Saturday, March 27, 2010

Magic, Miracles and the Inexplicable

Magic is a mystery to a lot of people. A lot of people who make up the rest of the world that doesn't believe in the unseen and the unspoken. Of course, we know different. We, being the 15-20 percent of the world that knows that magic is simply the manifestation of what our imaginations have already known to be real. Most would have us believe that imagination is simply make-believe. That's it. End of the story. Nothing more than wishes and fantasy contained within the untouchable clouds that somehow suspend themselves in the air above us.

A part of me still believes in the idea of angels. Those unseen spirits that come around to guide, comfort, help, inspire, and at times even rescue us. The other part of me realizes that angels are both seen and unseen. They can be whispers of our own selves, not bound by the continuum of space and time. They can be a fictional being that exists in our hearts and our minds, and yes, perhaps in other realms we have yet to understand or discover. They can be someone we come across in this realm, that we see every week or that we only know exists, but somehow feel as though we've always really known them. We don't see them yet, we don't actually know them. But we feel their energy, we hear some of their thoughts, we feel what they need to share with us in a sort of telepathic exchange that we learn not to question.

Sometimes we suddenly realize that we might be someone else's angel. We've crossed paths unknowingly and the connection may seem insignificant until we have a true conversation. The kind of conversation that happens when the stars are aligned just right, I suppose. The kind of conversation I had yesterday. "Mr. Lemon-Lime," I'll call him. A kind man in his 40's who always takes the time to say hello, swap vendor horror stories and supply me with more free energy drinks, tea and expensive spring water than I can fit in my one car garage. I offer him chips, cookies and crackers in return, but he always refuses.

After the brief bitching about the industry we're in and his comments on how I'm open, honest and just "tell it like it is," he said that he would like to run into me in ten years. He tells me about how I'm further along at 33 than he ever was, that he'll probably ever be.

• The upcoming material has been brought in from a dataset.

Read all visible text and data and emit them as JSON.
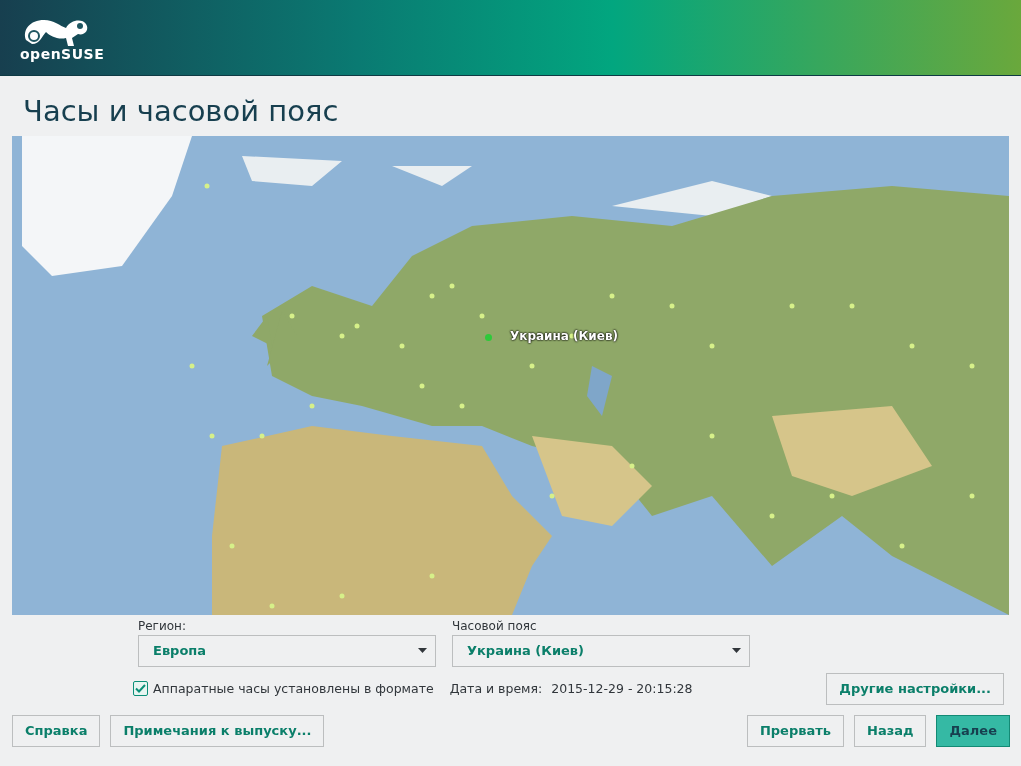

He tells me how he thinks I'm really smart, have my life together, about his gambling problem and how he finds inspiration in the fact that I once had $30,000 racked up on credit cards and managed to pay it all off. He admires my ambition and drive and is in awe that I can work 10-14 hours a day and attempt to complete a degree at the same time. I tell him about my writing, my plans to break up with the boyfriend and finally head west. He says I won't have any problems finding someone new and that he has faith that I'll "do good." He says he's about to cry and that sometimes he feels insignificant in comparison when he talks to me. I tell him I don't think I'm that much smarter than anyone else and that I'm actually a lot further behind at 33 than I had originally planned. He says it's probably because I put too much pressure on myself, my standards for myself are higher than most and that I should take the time to have fun. Inside I smile because I know he's right.

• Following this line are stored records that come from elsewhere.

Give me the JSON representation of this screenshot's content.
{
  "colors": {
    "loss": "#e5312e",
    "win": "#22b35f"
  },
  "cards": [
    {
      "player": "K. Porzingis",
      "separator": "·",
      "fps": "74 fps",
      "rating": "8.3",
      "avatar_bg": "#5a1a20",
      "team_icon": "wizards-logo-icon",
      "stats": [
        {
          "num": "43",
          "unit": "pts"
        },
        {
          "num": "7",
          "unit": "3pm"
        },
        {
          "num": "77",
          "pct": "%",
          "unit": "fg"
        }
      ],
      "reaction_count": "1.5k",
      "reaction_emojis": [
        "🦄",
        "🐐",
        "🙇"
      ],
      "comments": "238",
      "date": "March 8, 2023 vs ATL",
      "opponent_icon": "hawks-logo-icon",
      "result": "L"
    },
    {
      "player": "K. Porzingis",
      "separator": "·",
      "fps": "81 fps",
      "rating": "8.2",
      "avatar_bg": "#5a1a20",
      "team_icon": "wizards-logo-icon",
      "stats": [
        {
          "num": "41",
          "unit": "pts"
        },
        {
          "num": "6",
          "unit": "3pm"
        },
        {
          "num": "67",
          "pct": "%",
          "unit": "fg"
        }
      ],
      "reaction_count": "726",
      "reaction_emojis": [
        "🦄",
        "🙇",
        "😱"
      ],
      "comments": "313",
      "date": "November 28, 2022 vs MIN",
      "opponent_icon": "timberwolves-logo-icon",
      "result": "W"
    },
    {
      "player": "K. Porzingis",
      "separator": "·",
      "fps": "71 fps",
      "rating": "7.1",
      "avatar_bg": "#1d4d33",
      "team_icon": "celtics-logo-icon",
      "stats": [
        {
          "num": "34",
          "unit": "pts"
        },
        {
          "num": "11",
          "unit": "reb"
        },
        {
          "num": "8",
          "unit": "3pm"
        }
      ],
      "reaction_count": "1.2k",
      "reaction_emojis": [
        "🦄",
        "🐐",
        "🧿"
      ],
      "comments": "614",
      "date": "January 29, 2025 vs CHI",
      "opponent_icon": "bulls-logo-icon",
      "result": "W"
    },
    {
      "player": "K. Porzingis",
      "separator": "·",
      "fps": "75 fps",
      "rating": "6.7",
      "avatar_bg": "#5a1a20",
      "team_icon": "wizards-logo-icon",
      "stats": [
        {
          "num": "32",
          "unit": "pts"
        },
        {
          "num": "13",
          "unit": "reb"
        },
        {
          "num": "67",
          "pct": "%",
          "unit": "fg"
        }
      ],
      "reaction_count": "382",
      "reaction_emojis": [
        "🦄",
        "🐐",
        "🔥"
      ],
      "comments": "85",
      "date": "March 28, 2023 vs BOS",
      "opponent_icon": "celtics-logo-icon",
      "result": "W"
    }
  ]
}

That conversation took twenty-five minutes on a Friday morning in the midst of our busy schedules. Unplanned. Unrehearsed. Certainly unexpected. Words filled with a little bit of everyday magic, miracles and the inexplicable.

Perhaps ten years from now when I'm looking at the sun set over the Pacific and I look at my finished novels, screenplays or whatever forms of writing my ambitions lead me into, I'll fondly remember those twenty-five minutes on a Friday morning. At least, I hope so.

Walt Disney said "I only hope that we don't lose sight of one thing-that it was all started by a mouse." When we finally start living what we hoped would someday be true, we should remember that it all started within our imaginations.


  1. Started by a mouse, or a muse ... the fact that someone was paying attention and listening, and was open to what they saw and heard and then ... did something about it. It's those first steps that trip up so many people. The imagination is a much more nurturing landscape than the business world. Creatives, artists, inventors have the advantage here.

  2. Hey Kari,

    You are right on about that. I've been tripped up by those steps many times myself, as I'm sure a lot have. Yes, creatives are a lot more nuturing than the "vanillas." =)

  3. I typed the words "inexplicable magic," into a search engine and stumbled upon this blog. I'm fascinated by it and have thought many of those things recently. I wonder if we can will magic. Sometimes it seems as though rare charmed moments, take hold of us, they come and go in a flash, maybe we're not meant to have such control. Anyhow, seeing as I'm chasing the extraordinary myself--or trying not to chase it, I'm enjoying this journal. I am a comedian-actor-writer from New York and just started a blog today when I feel it has accumulated something of substance I'll send it your way.

  4. Hi Rob. Thanks for your insight. I think imagination is really just a bunch of thoughts kind of compiled in a sort of pictured montage. Thoughts can and do become what we eventually see and experience, and they tend to magnify in ways we didn't originally dream. At least that is what I've found. I'd love to see (and read) your blog. Reading what others think, experience and create is always a joy.